The rule extends that period to 364 days (one day less than ACA-compliant plans), permits extensions to effectively allow STLDI coverage for three years, and permits purchase of a new plan to carry on that cycle indefinitely. Insurers can decide what benefits to offer, free of ACA requirements. States can place limits—and some have taken action—on the initial term and effective duration of STLDI plans, or have banned them outright.

The rule’s results are predictable, says the brief. There will be a migration by many to plans that “do not provide the full suite of coverage that Congress intended and they are fundamentally inconsistent with the ACA’s many core reforms, including guaranteed issue, modified community rating, essential health benefit requirements, prohibitions on preexisting condition exclusions, annual and lifetime limit provisions, and other protections.”
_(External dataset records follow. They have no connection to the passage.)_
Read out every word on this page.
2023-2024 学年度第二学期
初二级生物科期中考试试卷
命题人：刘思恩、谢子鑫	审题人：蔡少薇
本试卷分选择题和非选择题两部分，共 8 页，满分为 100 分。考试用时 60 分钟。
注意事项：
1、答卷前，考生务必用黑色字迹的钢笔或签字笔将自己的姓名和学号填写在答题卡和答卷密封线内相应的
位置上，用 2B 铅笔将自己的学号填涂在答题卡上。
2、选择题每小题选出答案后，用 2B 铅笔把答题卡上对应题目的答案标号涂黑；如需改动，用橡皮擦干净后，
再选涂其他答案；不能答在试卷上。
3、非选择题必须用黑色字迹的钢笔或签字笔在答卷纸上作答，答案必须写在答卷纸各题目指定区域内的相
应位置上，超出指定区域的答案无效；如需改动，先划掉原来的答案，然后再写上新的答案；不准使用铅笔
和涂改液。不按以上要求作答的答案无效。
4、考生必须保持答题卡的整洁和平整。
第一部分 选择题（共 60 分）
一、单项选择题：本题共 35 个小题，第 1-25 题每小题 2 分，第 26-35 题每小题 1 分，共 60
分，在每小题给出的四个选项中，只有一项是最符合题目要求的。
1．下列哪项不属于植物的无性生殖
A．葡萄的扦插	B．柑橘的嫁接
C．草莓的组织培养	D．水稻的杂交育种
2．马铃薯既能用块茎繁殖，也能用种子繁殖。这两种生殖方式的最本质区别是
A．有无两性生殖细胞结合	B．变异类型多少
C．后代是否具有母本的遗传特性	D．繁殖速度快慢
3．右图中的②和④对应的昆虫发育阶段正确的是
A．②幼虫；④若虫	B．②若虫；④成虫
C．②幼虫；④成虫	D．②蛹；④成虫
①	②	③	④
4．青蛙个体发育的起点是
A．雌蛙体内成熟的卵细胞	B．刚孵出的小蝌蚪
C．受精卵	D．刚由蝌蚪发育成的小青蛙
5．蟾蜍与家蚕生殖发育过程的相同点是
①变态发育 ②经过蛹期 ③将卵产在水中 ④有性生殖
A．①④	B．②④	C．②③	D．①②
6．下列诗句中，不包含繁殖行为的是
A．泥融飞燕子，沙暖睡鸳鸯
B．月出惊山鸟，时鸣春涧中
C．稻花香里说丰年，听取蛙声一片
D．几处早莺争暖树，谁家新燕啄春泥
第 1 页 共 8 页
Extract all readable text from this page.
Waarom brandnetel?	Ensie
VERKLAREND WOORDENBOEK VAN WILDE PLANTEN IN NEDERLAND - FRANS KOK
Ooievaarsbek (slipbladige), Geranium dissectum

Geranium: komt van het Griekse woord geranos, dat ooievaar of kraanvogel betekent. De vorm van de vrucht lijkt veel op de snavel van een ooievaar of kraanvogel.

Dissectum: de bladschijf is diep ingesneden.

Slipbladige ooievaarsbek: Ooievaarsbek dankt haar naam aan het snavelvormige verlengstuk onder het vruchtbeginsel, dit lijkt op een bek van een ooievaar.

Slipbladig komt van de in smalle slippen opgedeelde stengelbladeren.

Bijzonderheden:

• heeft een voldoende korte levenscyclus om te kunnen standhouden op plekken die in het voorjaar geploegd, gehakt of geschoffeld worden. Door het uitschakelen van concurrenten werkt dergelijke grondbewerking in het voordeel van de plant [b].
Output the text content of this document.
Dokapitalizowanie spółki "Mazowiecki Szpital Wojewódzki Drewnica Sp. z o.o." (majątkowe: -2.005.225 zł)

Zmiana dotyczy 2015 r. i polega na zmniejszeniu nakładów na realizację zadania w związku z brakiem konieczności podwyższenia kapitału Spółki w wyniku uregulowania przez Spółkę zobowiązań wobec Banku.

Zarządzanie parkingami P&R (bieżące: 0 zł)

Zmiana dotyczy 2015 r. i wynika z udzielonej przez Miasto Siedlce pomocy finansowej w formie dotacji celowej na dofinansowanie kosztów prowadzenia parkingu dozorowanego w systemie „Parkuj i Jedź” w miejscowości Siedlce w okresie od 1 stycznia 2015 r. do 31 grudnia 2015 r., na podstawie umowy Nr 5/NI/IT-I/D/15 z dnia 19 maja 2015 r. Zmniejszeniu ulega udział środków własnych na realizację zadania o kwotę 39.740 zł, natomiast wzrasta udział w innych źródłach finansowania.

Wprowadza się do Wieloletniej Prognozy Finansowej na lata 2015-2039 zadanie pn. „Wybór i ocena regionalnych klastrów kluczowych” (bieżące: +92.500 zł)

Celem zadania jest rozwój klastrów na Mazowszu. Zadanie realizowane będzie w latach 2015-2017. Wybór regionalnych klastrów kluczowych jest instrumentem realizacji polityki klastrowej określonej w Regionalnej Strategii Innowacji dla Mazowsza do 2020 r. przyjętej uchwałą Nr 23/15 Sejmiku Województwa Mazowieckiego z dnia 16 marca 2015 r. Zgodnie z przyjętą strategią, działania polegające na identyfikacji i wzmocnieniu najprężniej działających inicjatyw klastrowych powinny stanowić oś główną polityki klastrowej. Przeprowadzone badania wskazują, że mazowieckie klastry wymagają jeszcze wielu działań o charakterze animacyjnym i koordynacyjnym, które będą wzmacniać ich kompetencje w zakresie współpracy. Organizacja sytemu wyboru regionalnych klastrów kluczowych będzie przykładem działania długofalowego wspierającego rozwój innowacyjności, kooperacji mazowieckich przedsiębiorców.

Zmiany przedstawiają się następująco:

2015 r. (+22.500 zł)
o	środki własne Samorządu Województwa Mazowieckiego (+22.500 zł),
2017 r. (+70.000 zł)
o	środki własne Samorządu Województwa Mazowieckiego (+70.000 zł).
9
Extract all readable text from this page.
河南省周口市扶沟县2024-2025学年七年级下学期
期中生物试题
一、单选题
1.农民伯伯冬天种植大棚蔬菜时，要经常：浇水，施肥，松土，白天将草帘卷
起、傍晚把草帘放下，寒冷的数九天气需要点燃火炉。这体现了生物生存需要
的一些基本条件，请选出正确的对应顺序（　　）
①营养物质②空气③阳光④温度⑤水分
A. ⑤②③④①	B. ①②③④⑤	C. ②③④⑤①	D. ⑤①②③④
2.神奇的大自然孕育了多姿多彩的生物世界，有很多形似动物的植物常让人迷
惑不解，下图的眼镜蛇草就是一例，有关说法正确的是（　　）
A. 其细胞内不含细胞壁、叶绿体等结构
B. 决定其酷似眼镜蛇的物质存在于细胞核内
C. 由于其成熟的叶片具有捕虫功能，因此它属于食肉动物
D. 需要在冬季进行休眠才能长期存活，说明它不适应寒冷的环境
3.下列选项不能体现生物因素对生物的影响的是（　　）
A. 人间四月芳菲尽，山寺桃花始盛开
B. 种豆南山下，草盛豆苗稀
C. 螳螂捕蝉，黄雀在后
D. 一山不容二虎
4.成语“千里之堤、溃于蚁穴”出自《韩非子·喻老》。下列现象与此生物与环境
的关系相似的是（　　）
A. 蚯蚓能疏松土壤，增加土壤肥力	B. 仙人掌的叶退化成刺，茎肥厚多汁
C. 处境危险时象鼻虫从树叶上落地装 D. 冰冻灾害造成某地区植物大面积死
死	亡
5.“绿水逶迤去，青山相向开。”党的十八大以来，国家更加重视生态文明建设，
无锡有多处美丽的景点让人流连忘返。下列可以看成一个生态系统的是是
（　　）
The principal selling point for the STLDI policies is price. A stripped-down benefits package, loaded with insurer-friendly provisions, can be offered at a lower premium. Although STLDI plans under the new rule are required to come with a buyer-beware warning, they are not required to show comparative coverage levels for ACA-compliant plans.

Many STLDI purchasers are expected to be healthy—at least at the time they buy their plans. They will not be part of the risk pool for ACA-compliant coverage. Broad participation in risk pools is critical to the viability of ACA-compliant coverage market, already threatened by other policy changes such as cutting the individual mandate penalty for not purchasing health insurance to $0.

The more STLDI plans sold, the greater the potential for premium increases as the proportion of less-healthy holders of ACA-complaint plans rises. The brief underscores the potential for significant premium increases for ACA-compliant coverage in states that do not limit or ban STLDI plans.